Notre pays a-t-il depuis 2018, diligenté des études épidémiologiques relatives aux conséquences génétiques des expérimentations nucléaires dans notre fenua ? Auquel cas, il me serait utile d’en connaître les conclusions. Notre pays a-t-il mis en œuvre l’objectif 4-7 du plan cancer 2018-2022 visant à « poursuivre le suivi de la cohorte des anciens travailleurs du nucléaire et des populations ayant vécu à proximité des sites d’expérimentation nucléaire » ?
Serait-il possible d’être rendue destinataire du rapport d’étape de cette entreprise de suivi initiée depuis 2018 ?
Notre pays s’est-il doté depuis 2018 d’un observatoire spécifique dédié aux pathologies radioinduites ?
A défaut, l’objectif 2-1 du plan cancer visant à améliorer la qualité et la diffusion des données issues du registre du cancer a-t-il été atteint ?
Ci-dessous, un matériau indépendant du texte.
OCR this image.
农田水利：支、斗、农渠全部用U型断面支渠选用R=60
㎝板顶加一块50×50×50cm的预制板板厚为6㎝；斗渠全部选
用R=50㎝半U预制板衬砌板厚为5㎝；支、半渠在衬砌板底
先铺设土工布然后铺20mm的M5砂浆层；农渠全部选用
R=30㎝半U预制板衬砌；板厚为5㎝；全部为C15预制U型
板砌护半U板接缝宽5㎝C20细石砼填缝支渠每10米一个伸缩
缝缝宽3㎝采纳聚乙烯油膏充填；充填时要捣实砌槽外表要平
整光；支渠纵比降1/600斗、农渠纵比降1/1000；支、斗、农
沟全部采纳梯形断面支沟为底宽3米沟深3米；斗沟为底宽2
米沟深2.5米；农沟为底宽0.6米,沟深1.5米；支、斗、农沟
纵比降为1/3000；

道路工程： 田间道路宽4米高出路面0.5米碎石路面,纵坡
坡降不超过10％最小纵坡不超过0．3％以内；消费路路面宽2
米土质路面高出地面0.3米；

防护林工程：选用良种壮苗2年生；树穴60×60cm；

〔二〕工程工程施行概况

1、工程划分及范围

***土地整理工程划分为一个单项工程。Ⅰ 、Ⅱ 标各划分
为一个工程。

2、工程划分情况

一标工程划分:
Enfin, comptez-vous obtenir du service de santé des armées la déclassification des observations effectuées auprès des populations des Tuamotu-Gambier affectées dans leur chair par les retombées délétères des expérimentations nucléaires en Polynésie ?
Vous avez déclaré le 18 avril 2018 en réponse à l’association 193, « être animé par la recherche de la vérité, la paix et la réconciliation ». Je forme le vœu que vous puissiez emprunter le chemin de la vérité en faisant toute la lumière sur les conséquences génétiques des expérimentations nucléaires dans notre pays.
Je vous prie d’agréer, Monsieur le Président, l’expression de ma considération distinguée.